Remember El Chorrillo
This weekend (Nov. 15-18) will be the annual demonstration advocating closure of the CIA’s School of the Americas. Perhaps the most notorious graduate of the SOA was Manuel Noriega, the Panamanian dictator and drug-cartel strongman, who was ousted by U.S. military force in December 1989.
While the official American estimate of the number of people killed in that invasion was 515, residents of El Chorrillo barrio believe that the actual number killed was closer to 4,000. Before the invasion El Chorrillo was home to some 25,000 people; afterward it was a huge vacant lot.
Information about the attack is extremely difficult to find because of the news blackout. However, Chico filmmaker Al Mitchell went to Panama and reported information via the Chico News & Review that was rarely mentioned in other news sources.
When will we the people of America start holding our government accountable for the bombing raids carried out for our “security"? How long can we avoid retaliation for such action?
Plan for no growth
Chico cannot be improved upon. What captivated us about Chico disappears a little each day. Our way of life must be preserved and protected.

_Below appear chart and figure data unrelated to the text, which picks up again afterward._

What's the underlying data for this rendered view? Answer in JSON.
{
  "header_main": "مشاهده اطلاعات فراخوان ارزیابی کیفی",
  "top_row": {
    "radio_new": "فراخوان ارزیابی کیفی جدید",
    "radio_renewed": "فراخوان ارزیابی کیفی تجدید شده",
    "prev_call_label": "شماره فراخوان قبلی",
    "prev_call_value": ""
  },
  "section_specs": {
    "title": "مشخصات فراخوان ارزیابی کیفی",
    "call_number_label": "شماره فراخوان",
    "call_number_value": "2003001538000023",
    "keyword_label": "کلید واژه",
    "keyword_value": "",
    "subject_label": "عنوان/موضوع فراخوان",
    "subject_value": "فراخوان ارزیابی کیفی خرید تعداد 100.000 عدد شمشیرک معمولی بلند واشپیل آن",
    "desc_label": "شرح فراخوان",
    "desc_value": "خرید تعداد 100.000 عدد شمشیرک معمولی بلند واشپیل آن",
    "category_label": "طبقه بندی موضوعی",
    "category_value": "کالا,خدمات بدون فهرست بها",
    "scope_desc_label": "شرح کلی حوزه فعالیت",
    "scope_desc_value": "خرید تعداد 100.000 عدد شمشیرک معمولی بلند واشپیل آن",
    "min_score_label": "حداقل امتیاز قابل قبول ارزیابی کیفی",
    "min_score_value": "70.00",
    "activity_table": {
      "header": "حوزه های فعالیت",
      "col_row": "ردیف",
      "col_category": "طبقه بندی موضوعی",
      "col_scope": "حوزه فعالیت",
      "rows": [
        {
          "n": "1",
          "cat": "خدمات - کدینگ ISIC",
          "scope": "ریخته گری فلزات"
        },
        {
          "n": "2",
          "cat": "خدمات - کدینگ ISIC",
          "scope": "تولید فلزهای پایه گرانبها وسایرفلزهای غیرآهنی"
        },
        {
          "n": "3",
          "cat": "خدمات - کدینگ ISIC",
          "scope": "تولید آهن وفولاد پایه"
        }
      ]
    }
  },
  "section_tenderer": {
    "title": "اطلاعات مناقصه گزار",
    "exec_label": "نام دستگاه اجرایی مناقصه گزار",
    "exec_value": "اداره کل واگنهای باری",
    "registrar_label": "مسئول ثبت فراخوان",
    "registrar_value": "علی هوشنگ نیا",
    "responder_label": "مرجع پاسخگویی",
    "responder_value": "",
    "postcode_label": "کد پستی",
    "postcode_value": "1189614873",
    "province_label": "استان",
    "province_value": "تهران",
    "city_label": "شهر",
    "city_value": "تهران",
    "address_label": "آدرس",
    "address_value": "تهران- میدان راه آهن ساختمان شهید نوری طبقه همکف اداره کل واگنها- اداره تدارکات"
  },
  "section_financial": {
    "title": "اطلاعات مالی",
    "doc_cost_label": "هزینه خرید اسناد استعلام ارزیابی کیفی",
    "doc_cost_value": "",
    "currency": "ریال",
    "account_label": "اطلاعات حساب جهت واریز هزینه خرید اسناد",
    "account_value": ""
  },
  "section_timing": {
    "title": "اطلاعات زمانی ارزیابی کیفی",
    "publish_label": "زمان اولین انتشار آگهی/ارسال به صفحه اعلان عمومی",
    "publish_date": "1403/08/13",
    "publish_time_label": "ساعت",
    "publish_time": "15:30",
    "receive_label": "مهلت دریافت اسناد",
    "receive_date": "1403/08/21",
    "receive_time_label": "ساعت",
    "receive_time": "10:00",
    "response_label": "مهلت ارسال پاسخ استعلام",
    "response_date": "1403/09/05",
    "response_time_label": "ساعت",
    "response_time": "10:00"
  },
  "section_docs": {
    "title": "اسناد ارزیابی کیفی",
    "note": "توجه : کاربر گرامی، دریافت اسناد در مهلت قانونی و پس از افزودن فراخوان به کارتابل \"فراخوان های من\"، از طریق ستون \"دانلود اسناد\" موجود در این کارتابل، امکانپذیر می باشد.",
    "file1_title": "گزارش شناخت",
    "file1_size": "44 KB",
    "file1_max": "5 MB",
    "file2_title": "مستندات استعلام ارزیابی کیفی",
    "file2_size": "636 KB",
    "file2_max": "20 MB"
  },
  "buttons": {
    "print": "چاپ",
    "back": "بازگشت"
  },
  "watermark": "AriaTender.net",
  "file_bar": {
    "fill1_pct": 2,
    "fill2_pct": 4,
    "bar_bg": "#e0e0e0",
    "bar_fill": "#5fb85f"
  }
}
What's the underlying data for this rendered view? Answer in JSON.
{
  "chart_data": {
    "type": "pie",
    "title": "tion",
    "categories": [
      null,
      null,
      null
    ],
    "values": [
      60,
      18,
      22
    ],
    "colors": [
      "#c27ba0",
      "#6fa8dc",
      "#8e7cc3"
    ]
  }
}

Overgrowth has brought houses to Upper Park, a cemented city park, traffic congestion, serious crime, neighborhood destruction, gray air, noise pollution, gated enclaves, park degradation, etc.
Those who have prayed, low these many years, to keep the status quo await a City Council, a Planning Commission, a city staff or a chamber to take a stand for Chico other than greed. (Read The Lorax by Dr. Seuss to learn the history of Chico.)
The general plan’s heart and soul should be the preservation and protection of Chico’s unique environment. This uniqueness cannot survive the overgrowth that’s taking place. Keeping the status quo now makes sense.
A portion of Romans 1:22—"Professing themselves to be wise, they became fools"—seems to describe our representatives in Washington collectively to a T. It also pertains to all of us who are unable or unwilling to acknowledge the validity of that passage.